Article 8 - Rappels de paiement :
A défaut de paiement de la taxe dans le délai légal, un rappel de paiement par pli simple sera envoyé, sans frais, au contribuable.
Ce rappel de paiement sera envoyé au plus tôt à l’expiration d’un délai de dix jours calendrier à compter du premier jour suivant l’échéance de paiement mentionnée sur l’avertissement-extrait de rôle.
A défaut de paiement de la taxe dans un délai de minimum quinze jours à compter du 3ème jour de l’envoi du rappel par pli simple, un rappel recommandé intitulé « sommation de payer » sera envoyé au redevable. Les frais postaux de cet envoi seront à charge du redevable.
Ces frais postaux pourront également être recouvrés au même titre que les taxes.
Article 9 - Législation :
Les clauses concernant l’établissement, le recouvrement et le contentieux sont celles des articles L3321-1 à L3321-12 du Code de la Démocratie Locale et de la Décentralisation, et l’Arrêté Royal du 12 avril 1999 déterminant la procédure devant le Collège des Bourgmestre et Echevins en matière de réclamation contre une imposition.
Article 10 - Règlement Général sur la Protection des Données :
Le traitement de données à caractère personnel nécessaire à la mise en œuvre du présent règlement se fera suivants les règles ci-après :
- Responsable de traitement : La Ville de Mons.
- Finalité du traitement : Etablissement et recouvrement de la taxe.
- Base juridique justifiant la collecte des données : Obligation légale (le présent règlement).
- Catégorie de données : Données d’identification.
- Durée de conservation : La Ville de Mons s’engage à conserver les données pour un délai de 10 ans et à supprimer les données qui ne revêtiraient plus d’intérêts administratifs ou judiciaires. Certaines données dont l’intérêt historique est confirmé par les directives émises par les Archives de l’État en matière de tri des archives communales,ou concernées par un recours administratif ou judiciaire pourraient être conservées à plus long terme.
- Méthode de collecte : Déclaration et contrôles ponctuels et/ou recensement par l’Administration.
- Communication des données : Les données ne seront communiquées qu’à des tiers autorisés par ou en vertu de la Loi, notamment en application de l’article 327 du CIR92, et de l’article 77§ 1er du Code du recouvrement amiable et forcé des créances fiscales et non fiscales ou à des sous-traitants de la Ville.
- Droits du redevable :
- Le redevable a le droit de demander l’accès à ses données ainsi qu’une copie.
- De même, si des données sont incorrectes, le redevable a le droit de demander leur rectification.
- Si le redevable estime que les données ne sont plus nécessaires par rapport à la finalité ou qu'elles font l'objet d'un traitement illicite, il peut demander leur effacement. Cet effacement est limité aux données à caractère personnel mais ne supprime en aucun cas l’écriture comptable y liée.
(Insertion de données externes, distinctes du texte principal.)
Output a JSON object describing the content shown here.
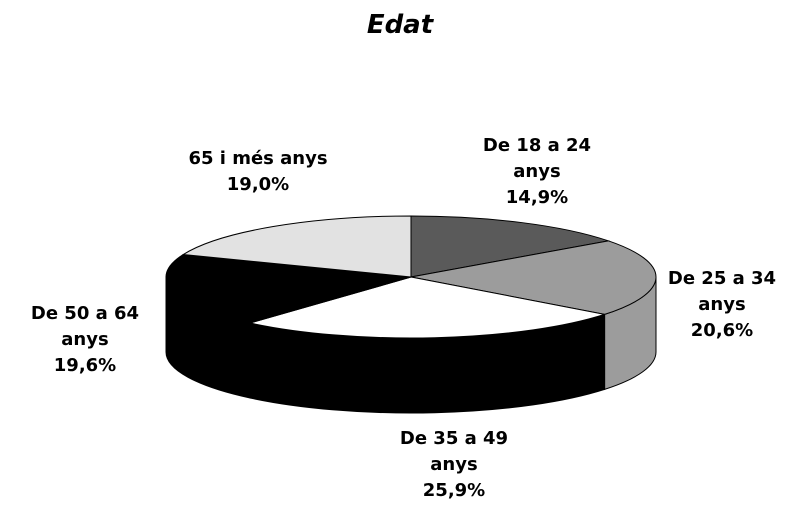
{
  "chart_data": {
    "type": "pie3d",
    "title": "Edat",
    "categories": [
      "De 18 a 24 anys",
      "De 25 a 34 anys",
      "De 35 a 49 anys",
      "De 50 a 64 anys",
      "65 i més anys"
    ],
    "values": [
      14.9,
      20.6,
      25.9,
      19.6,
      19.0
    ],
    "value_labels": [
      "14,9%",
      "20,6%",
      "25,9%",
      "19,6%",
      "19,0%"
    ],
    "colors": [
      "#5a5a5a",
      "#9c9c9c",
      "#ffffff",
      "#000000",
      "#e2e2e2"
    ]
  }
}
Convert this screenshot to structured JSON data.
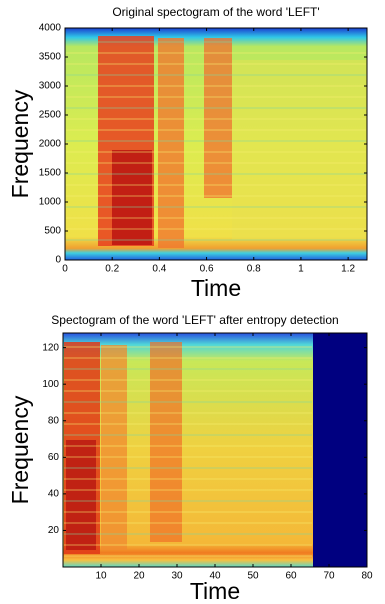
{
  "chart_data": [
    {
      "type": "heatmap",
      "title": "Original spectogram of the word 'LEFT'",
      "x_label": "Time",
      "y_label": "Frequency",
      "xlim": [
        0,
        1.28
      ],
      "xticks": [
        0,
        0.2,
        0.4,
        0.6,
        0.8,
        1,
        1.2
      ],
      "ylim": [
        0,
        4000
      ],
      "yticks": [
        0,
        500,
        1000,
        1500,
        2000,
        2500,
        3000,
        3500,
        4000
      ]
    },
    {
      "type": "heatmap",
      "title": "Spectogram of the word 'LEFT' after entropy detection",
      "x_label": "Time",
      "y_label": "Frequency",
      "xlim": [
        0,
        80
      ],
      "xticks": [
        10,
        20,
        30,
        40,
        50,
        60,
        70,
        80
      ],
      "ylim": [
        0,
        128
      ],
      "yticks": [
        20,
        40,
        60,
        80,
        100,
        120
      ]
    }
  ]
}
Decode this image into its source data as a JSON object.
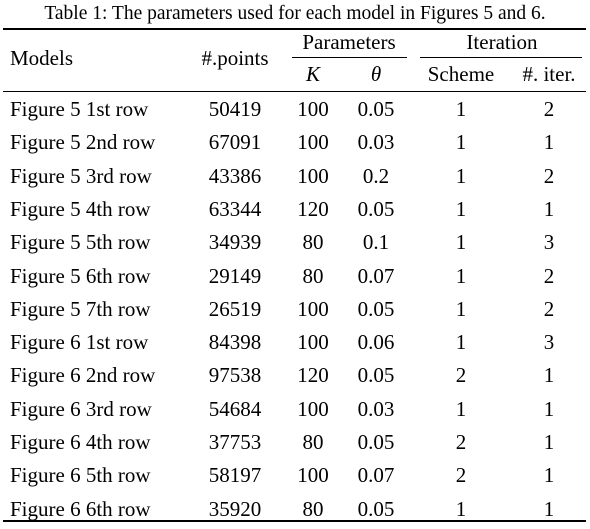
{
  "caption": "Table 1: The parameters used for each model in Figures 5 and 6.",
  "headers": {
    "models": "Models",
    "points": "#.points",
    "parameters": "Parameters",
    "k": "K",
    "theta": "θ",
    "iteration": "Iteration",
    "scheme": "Scheme",
    "num_iter": "#. iter."
  },
  "rows": [
    {
      "model": "Figure 5 1st row",
      "points": "50419",
      "k": "100",
      "theta": "0.05",
      "scheme": "1",
      "iter": "2"
    },
    {
      "model": "Figure 5 2nd row",
      "points": "67091",
      "k": "100",
      "theta": "0.03",
      "scheme": "1",
      "iter": "1"
    },
    {
      "model": "Figure 5 3rd row",
      "points": "43386",
      "k": "100",
      "theta": "0.2",
      "scheme": "1",
      "iter": "2"
    },
    {
      "model": "Figure 5 4th row",
      "points": "63344",
      "k": "120",
      "theta": "0.05",
      "scheme": "1",
      "iter": "1"
    },
    {
      "model": "Figure 5 5th row",
      "points": "34939",
      "k": "80",
      "theta": "0.1",
      "scheme": "1",
      "iter": "3"
    },
    {
      "model": "Figure 5 6th row",
      "points": "29149",
      "k": "80",
      "theta": "0.07",
      "scheme": "1",
      "iter": "2"
    },
    {
      "model": "Figure 5 7th row",
      "points": "26519",
      "k": "100",
      "theta": "0.05",
      "scheme": "1",
      "iter": "2"
    },
    {
      "model": "Figure 6 1st row",
      "points": "84398",
      "k": "100",
      "theta": "0.06",
      "scheme": "1",
      "iter": "3"
    },
    {
      "model": "Figure 6 2nd row",
      "points": "97538",
      "k": "120",
      "theta": "0.05",
      "scheme": "2",
      "iter": "1"
    },
    {
      "model": "Figure 6 3rd row",
      "points": "54684",
      "k": "100",
      "theta": "0.03",
      "scheme": "1",
      "iter": "1"
    },
    {
      "model": "Figure 6 4th row",
      "points": "37753",
      "k": "80",
      "theta": "0.05",
      "scheme": "2",
      "iter": "1"
    },
    {
      "model": "Figure 6 5th row",
      "points": "58197",
      "k": "100",
      "theta": "0.07",
      "scheme": "2",
      "iter": "1"
    },
    {
      "model": "Figure 6 6th row",
      "points": "35920",
      "k": "80",
      "theta": "0.05",
      "scheme": "1",
      "iter": "1"
    }
  ]
}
- Pour des raisons similaires à l’effacement, le redevable peut demander une limitation du traitement, notamment pour demander une conservation à plus long terme des données si celles-ci s’avèrent nécessaires pour la constatation, l'exercice ou la défense de droits en justice. Cela permet également d’arrêter temporairement le traitement des données le temps d’appliquer le droit du redevable à la rectification.
- Exercice des droits : Le redevable peut contacter le service Taxes pour la plupart des droits. Si la réponse du service Taxes ne convient pas ou que des questions subsistent par rapport au traitement, le redevable peut contacter le Délégué à la protection des données ([email protected]).
- Pour toute réclamation plus large qui n’aurait eu de réponse satisfaisante de la Ville de Mons, le redevable peut contacter l’Autorité de la Protection des Données (https://www.autoriteprotectiondonnees.be/citoyen, onglet « Agir »).
Article 11 - Entrée en vigueur et publication :
Le présent règlement sera transmis au Gouvernement Wallon conformément aux articles L3131-1 et suivants du Code de la Démocratie Locale et de la Décentralisation pour exercice de la tutelle spéciale d’approbation.
Le présent règlement entre en vigueur le 1er jour de sa publication, moyennant l’accomplissement des formalités légales de publication prévues aux articles L1133-1 et -2 du Code de la Démocratie Locale et de la Décentralisation.